Women and feminists at large are not concerned about this reform. Most who know what the GRA is actually about are wholly supportive. Trans women have been using single-sex services and facilities for decades. Services in Scotland publicly recognise rights of trans people, and many across the UK have diversity and equality policies.
This is what makes the debate so frustrating. People are allowed to spout complete nonsense on TV without evidence and get commissioned to write articles by mainstream media about the dangers of ‘transgenderism’. In the process, the media endorses these views as if they are actually reasonable.

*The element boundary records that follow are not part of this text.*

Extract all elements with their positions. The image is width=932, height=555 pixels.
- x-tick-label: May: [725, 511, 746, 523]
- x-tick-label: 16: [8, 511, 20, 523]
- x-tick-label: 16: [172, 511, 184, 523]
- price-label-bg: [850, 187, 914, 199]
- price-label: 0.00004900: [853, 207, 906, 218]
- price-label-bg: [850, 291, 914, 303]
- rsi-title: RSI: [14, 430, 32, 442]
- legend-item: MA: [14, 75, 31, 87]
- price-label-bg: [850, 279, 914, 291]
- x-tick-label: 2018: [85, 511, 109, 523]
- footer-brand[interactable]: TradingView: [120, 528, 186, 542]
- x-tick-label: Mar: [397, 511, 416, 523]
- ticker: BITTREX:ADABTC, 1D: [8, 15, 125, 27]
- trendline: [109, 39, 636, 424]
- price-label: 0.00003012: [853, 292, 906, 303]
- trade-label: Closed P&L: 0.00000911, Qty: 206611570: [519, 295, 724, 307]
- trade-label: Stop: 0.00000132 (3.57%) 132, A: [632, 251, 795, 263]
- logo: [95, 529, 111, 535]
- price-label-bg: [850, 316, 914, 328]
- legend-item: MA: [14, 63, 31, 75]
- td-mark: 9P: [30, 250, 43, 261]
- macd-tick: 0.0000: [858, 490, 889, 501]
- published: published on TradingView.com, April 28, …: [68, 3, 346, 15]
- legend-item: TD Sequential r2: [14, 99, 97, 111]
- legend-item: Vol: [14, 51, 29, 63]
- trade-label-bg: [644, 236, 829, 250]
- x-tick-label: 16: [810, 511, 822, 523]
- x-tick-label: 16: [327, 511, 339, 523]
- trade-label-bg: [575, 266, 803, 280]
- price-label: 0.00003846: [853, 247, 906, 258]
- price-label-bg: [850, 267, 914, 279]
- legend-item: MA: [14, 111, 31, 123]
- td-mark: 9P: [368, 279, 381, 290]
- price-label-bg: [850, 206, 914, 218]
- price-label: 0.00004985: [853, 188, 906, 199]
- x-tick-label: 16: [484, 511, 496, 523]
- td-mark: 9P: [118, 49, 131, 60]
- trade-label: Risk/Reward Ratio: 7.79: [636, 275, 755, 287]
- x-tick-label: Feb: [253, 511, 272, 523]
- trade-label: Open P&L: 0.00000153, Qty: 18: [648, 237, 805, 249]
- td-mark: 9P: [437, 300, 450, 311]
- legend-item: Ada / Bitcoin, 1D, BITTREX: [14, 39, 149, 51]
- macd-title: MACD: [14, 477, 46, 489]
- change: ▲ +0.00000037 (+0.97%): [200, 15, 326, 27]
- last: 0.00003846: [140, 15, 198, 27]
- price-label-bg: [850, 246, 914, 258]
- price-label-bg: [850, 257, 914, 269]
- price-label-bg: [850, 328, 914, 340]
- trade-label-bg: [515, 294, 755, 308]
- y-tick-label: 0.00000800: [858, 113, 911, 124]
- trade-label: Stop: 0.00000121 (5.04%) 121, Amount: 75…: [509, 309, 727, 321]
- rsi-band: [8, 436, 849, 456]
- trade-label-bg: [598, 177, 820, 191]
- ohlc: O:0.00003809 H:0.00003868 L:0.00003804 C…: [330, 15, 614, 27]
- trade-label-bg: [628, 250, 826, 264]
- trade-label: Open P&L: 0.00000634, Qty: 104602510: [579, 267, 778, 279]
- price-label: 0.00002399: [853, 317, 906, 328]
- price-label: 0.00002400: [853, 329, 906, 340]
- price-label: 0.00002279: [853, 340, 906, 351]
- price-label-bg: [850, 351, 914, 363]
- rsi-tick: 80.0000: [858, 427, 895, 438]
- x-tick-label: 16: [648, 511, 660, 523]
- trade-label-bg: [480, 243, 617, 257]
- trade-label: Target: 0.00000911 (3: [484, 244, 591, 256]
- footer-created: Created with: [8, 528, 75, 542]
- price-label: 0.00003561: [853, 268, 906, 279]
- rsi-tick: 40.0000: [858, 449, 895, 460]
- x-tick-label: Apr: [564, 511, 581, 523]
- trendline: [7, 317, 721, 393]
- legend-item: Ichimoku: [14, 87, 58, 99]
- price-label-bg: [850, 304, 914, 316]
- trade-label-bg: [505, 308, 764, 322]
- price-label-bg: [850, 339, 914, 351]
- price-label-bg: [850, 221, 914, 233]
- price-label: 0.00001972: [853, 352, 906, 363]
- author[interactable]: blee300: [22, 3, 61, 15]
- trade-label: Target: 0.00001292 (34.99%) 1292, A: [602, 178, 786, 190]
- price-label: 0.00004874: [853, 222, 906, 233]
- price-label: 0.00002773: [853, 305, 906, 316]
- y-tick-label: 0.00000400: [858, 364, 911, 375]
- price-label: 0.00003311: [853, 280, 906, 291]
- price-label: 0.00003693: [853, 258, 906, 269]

Opponents of GRA reform have bought adverts in newspapers. On social media, we’ve seen bizarre posts hoping, for example, that trans women will be afflicted by cancer if they can, in the future, get pregnant via uterus transplants.
The real problems
I really hope the GRA reforms will go through – but I cannot wait for this to be over so that we can start focusing on the real issues at hand.
These issues include unacceptably long waiting lists to receive trans-related healthcare; media silence over the brutal murder of Naomi Hersi, a trans woman of colour; and a raft of worrying statistics.
In the UK, two in five trans people have experienced a hate crime; 25% have been homeless at some point in their lives; 12% have been physically attacked by a colleague or customer; up to 45% of trans youth have attempted suicide.
While the relentless media debate rages, in which we are constantly vilified or all made responsible for a few bad apples, it is easy to feel hopeless.
As a campaigner who is outspoken about trans rights, I get harassed on social media every day. I also get invited on to TV programmes to argue with people who think I’m nothing but a misogynistic bloke in a frock (confession: I don’t own a single frock. Do I have to hand in my membership card to womanhood?).
Still, I’m hopeful that we as a society will recognise each other’s shared humanity; that we as the feminist movement will continue to fight for all women from an intersectional perspective; that we as the LGBTI community will continue to come together and not let this rise in transphobia divide us.
In the end, this is all about the freedom to be yourself without persecution, judgement and discrimination. Isn’t that something we all deserve?